Whitey

Whitey

BandRockBlues

Soul-crushing Blues Rock

Biography

The Blues had a baby and they called it rock and roll. At least that’s the way the saying goes according to old legends like Muddy and BB. But if the Blues had not just any old baby, but a nasty, cholicky rugrat of a kid that never shut up and drove his poor mommy and daddy through the roof, well, they’d probably call it “Whitey.”

Andy Newman’s cranky, full-throttle heavy trance blues trio is just plain, in-your-face audacious. Treah Ruiz on bass and Brian the Drummer help Newman throw the kind of relentless tantrums that push weak-ass posers to the back of the house. Plus, his growling, fuzzed out licks and throat-burning screams tell us he’s not doing this to screw off. This, and he, is the real friggin’ deal.

The new disc, The Whitey Album, is saturated with the blues the way gas spreads through a puddle. But it’s also modern as hell, with deafening waves of distorted metal brutality. Style-wise, the band makes wide turns, from Jesus Lizard hypno-grunge to even sicker stuff that’ll remind you of the Melvins’. At its best, it’s mind-warping noise that borders on the extreme without sinking into an experimental quagmire. Whitey flat out rocks.

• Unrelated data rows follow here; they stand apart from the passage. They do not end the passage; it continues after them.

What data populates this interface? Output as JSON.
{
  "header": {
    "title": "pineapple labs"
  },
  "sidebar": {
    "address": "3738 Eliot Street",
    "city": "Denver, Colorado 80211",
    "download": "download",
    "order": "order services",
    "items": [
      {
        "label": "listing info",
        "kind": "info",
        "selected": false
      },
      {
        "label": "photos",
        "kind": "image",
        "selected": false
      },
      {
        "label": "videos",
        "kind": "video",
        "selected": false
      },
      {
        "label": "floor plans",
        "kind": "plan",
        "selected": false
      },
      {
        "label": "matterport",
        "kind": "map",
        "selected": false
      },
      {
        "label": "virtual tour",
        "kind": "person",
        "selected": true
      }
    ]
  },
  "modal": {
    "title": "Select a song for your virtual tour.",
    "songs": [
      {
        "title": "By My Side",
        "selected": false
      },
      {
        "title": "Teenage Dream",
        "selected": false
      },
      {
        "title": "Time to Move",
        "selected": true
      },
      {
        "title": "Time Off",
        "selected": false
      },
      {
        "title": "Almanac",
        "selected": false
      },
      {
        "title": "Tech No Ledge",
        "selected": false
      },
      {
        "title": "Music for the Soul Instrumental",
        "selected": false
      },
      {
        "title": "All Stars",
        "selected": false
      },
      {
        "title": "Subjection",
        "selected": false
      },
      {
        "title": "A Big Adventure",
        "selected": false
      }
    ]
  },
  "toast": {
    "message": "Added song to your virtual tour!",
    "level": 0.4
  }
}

Recorded by Newman and all-around idea guy/major talent George Dussault, The Whitey Album brings with it a bunch of eye-poppers. There are covers of Jeff Buckley (“Nightmares By The Sea”) and John Lennon (“Well, Well, Well”) that hit the mark, and a bizarre banjo led version of “When the Saints Go Marching In.” Within the parameters of what you hear before it, this one is just plain scary. All of Whitey’s covers get the job done by rearranging the song in your brain. The record wraps with “The 7% Solution” which excerpts Gene Wilder as Young Frankenstein, another extreme dude that has somehow fired Whitey up with psychotic inspiration.

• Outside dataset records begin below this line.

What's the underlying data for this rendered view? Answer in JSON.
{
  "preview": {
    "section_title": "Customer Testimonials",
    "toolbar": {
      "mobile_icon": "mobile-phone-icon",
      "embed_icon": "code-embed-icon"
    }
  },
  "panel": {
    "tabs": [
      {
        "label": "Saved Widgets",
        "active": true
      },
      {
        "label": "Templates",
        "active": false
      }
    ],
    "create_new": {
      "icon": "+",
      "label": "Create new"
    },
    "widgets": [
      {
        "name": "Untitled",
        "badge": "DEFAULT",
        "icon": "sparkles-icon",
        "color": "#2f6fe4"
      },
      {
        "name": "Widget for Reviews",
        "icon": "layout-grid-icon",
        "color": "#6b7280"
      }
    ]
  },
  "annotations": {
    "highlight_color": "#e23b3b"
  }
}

This is the kind of baby that the blues should have had before it was too late, before that pampered infant grew up and started listening to Bon Jovi and Nickelback. This is the kind of baby it’d be cool to have, once it got over that nasty cholic and started callin’ you Pop.

Newman, formerly of dicked-over major label act Glazed Baby, finally has the kind of band that’s ready; it’s coiled on its haunches, prepared to lunge viciously and unsympathetically at unsuspecting audiences. As Newman’s first real crack at getting back in the game, the savage The Whitey Album proves the time is finally right.

Discography

Don't Tread on Hope EP
Is This Blues Enough 4U (Baby) ? LP
The Whitey Album LP

Set List

We play one 40-45 minute set. Sometimes longer, sometimes shorter.